The relationship between somatostatin binding and cyclic AMP-stimulated protein kinase inhibition.

Metabolism : clinical and experimental

PubMedID: 6107815

Leitner JW, Rifkin RM, Maman A, Sussman KE. The relationship between somatostatin binding and cyclic AMP-stimulated protein kinase inhibition. Metab Clin Exp. 1980;29(11):1065-74.
Somatostatin binding and the ability to inhibit cyclic AMP stimulated protein kinase were investigated utilizing isolated pancreatic islets, anterior pituitary plasma membranes, adipocytes, erythrocyte ghosts, hepatic plasma membranes, and anterior pituitary secretion vesicles. Three types of response were observed. With type I response, somatostatin bound specifically to pancreatic islets and anterior pituitary secretion vesicles and inhibited cyclic AMP stimulated protein kinase. In type II response, adipocytes and anterior pituitary plasma membranes exhibited somatostatin binding but no effect of the ligand on the kinase. In erythrocyte membrane ghosts and hepatic plasma membranes, there was neither specific somatostatin binding nor protein kinase inhibition (type III response). The absence of somatostatin binding in erythrocytes or hepatic plasma membranes cannot be explained by degradation of the ligand per se. Secretory vesicles isolated from the anterior pituitary gland bind somatostatin with an average affinity which exceeds that observed in plasma membrane (for pituitary secretory vesicles Kd1 = 8.5 X 10(-8)M, Kd2 = 5.2 X 10(-7)M; for pituitary membranes Kd1 = 1.9 X 10(-8)M, Kd2 = 8.1 X 10(-7)M). The molar concentration of high affinity binding sites (Ro) for plasma membranes was 6.9 X 10(-10)M; for secretory vesicles 3.6 X 10(-9)M. Calculated in terms of somatostatin binding per U 5'nucleotidase activity, the binding for plasma membranes becomes 8.4 X 10(-14) mole/U 5'nucleotidase; secretory vesicles 4.4 X 10(-13) mole/U 5'nucleotidase. Thus, secretory vesicles are fivefold richer in high affinity receptor sites than plasma membranes.

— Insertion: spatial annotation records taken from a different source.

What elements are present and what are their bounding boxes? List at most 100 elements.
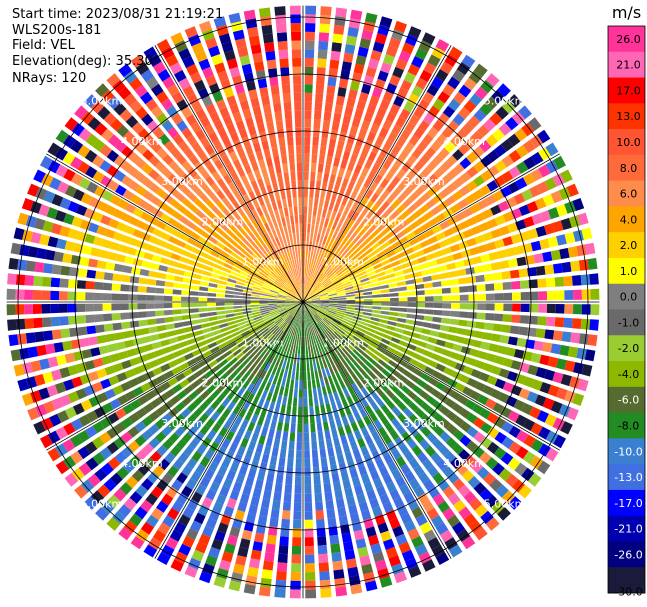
velocity-gate bbox=[393, 497, 405, 509]
velocity-gate bbox=[396, 345, 407, 353]
velocity-gate bbox=[106, 73, 121, 87]
velocity-gate bbox=[363, 111, 374, 123]
velocity-gate bbox=[282, 198, 288, 208]
velocity-gate bbox=[422, 322, 432, 329]
velocity-gate bbox=[320, 264, 327, 273]
velocity-gate bbox=[341, 347, 350, 356]
velocity-gate bbox=[92, 381, 104, 393]
velocity-gate bbox=[272, 347, 279, 357]
velocity-gate bbox=[257, 78, 268, 89]
velocity-gate bbox=[407, 528, 420, 541]
velocity-gate bbox=[286, 466, 293, 476]
velocity-gate bbox=[260, 293, 269, 297]
velocity-gate bbox=[324, 348, 331, 358]
velocity-gate bbox=[492, 323, 503, 332]
velocity-gate bbox=[452, 149, 464, 161]
velocity-gate bbox=[208, 45, 221, 58]
velocity-gate bbox=[466, 440, 478, 453]
velocity-gate bbox=[212, 378, 223, 388]
velocity-gate bbox=[251, 288, 261, 293]
velocity-gate bbox=[374, 78, 386, 90]
velocity-gate bbox=[473, 175, 485, 187]
velocity-gate bbox=[260, 291, 270, 295]
velocity-gate bbox=[242, 193, 251, 204]
velocity-gate bbox=[278, 235, 284, 245]
velocity-gate bbox=[289, 361, 293, 371]
velocity-gate bbox=[338, 204, 345, 215]
velocity-gate bbox=[199, 401, 209, 412]
velocity-gate bbox=[307, 380, 312, 389]
velocity-gate bbox=[128, 216, 140, 227]
velocity-gate bbox=[311, 241, 316, 251]
velocity-gate bbox=[333, 202, 340, 213]
velocity-gate bbox=[529, 185, 542, 198]
velocity-gate bbox=[189, 253, 200, 261]
velocity-gate bbox=[521, 403, 534, 415]
velocity-gate bbox=[362, 312, 372, 316]
velocity-gate bbox=[64, 352, 76, 364]
velocity-gate bbox=[209, 151, 220, 163]
velocity-gate bbox=[375, 386, 384, 397]
velocity-gate bbox=[395, 231, 405, 240]
velocity-gate bbox=[282, 431, 289, 441]
velocity-gate bbox=[101, 190, 114, 202]
velocity-gate bbox=[544, 413, 557, 427]
velocity-gate bbox=[424, 366, 435, 376]
velocity-gate bbox=[174, 69, 187, 83]
velocity-gate bbox=[188, 154, 200, 166]
velocity-gate bbox=[85, 314, 95, 324]
velocity-gate bbox=[287, 458, 294, 468]
velocity-gate bbox=[215, 241, 225, 250]
velocity-gate bbox=[269, 138, 278, 149]
velocity-gate bbox=[257, 358, 265, 368]
velocity-gate bbox=[443, 228, 454, 238]
velocity-gate bbox=[129, 320, 140, 328]
velocity-gate bbox=[145, 203, 156, 214]
velocity-gate bbox=[311, 298, 321, 301]
velocity-gate bbox=[344, 405, 352, 416]
velocity-gate bbox=[151, 254, 162, 263]
velocity-gate bbox=[373, 263, 383, 270]
velocity-gate bbox=[296, 302, 303, 309]
velocity-gate bbox=[115, 253, 126, 263]
velocity-gate bbox=[244, 183, 253, 193]
velocity-gate bbox=[145, 243, 157, 253]
velocity-gate bbox=[421, 269, 431, 276]
velocity-gate bbox=[303, 293, 306, 302]
velocity-gate bbox=[301, 302, 303, 311]
velocity-gate bbox=[386, 194, 396, 205]
velocity-gate bbox=[309, 291, 317, 297]
velocity-gate bbox=[224, 302, 234, 306]
velocity-gate bbox=[319, 294, 329, 298]
velocity-gate bbox=[176, 99, 189, 111]
velocity-gate bbox=[118, 63, 133, 77]
velocity-gate bbox=[99, 144, 113, 157]
velocity-gate bbox=[452, 478, 465, 491]
velocity-gate bbox=[485, 398, 497, 410]
velocity-gate bbox=[437, 91, 450, 104]
range-ring-label: 2.00km bbox=[202, 215, 244, 228]
velocity-gate bbox=[94, 314, 104, 323]
velocity-gate bbox=[286, 303, 295, 307]
velocity-gate bbox=[283, 262, 289, 271]
velocity-gate bbox=[390, 302, 399, 307]
velocity-gate bbox=[388, 316, 398, 322]
velocity-gate bbox=[303, 397, 308, 407]
velocity-gate bbox=[357, 46, 369, 58]
velocity-gate bbox=[225, 353, 235, 362]
velocity-gate bbox=[321, 319, 329, 327]
velocity-gate bbox=[41, 317, 52, 328]
velocity-gate bbox=[212, 139, 223, 151]
velocity-gate bbox=[323, 421, 330, 431]
velocity-gate bbox=[474, 504, 488, 518]
velocity-gate bbox=[232, 563, 245, 575]
velocity-gate bbox=[269, 211, 276, 221]
velocity-gate bbox=[232, 383, 241, 394]
velocity-gate bbox=[152, 529, 166, 543]
velocity-gate bbox=[171, 366, 182, 376]
velocity-gate bbox=[254, 479, 264, 490]
velocity-gate bbox=[113, 422, 126, 434]
velocity-gate bbox=[239, 327, 249, 334]
velocity-gate bbox=[347, 566, 359, 578]
velocity-gate bbox=[260, 16, 272, 27]
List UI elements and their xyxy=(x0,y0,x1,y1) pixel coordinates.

It is suggested that in order for somatostatin to act, both a receptor and an effector unit must be present. In the case of tissues secreting polypeptide hormones by granule extrusion, the secretory vesicle may possess both the receptor and the effector units. It is postulated that during the process of fusion of the plasma and secretory vesicle membranes, a high affinity binding site for somatostatin is incorporated into the plasma membrane, thereby allowing somatostatin to act at a specific locus in the cell in inhibiting hormone release.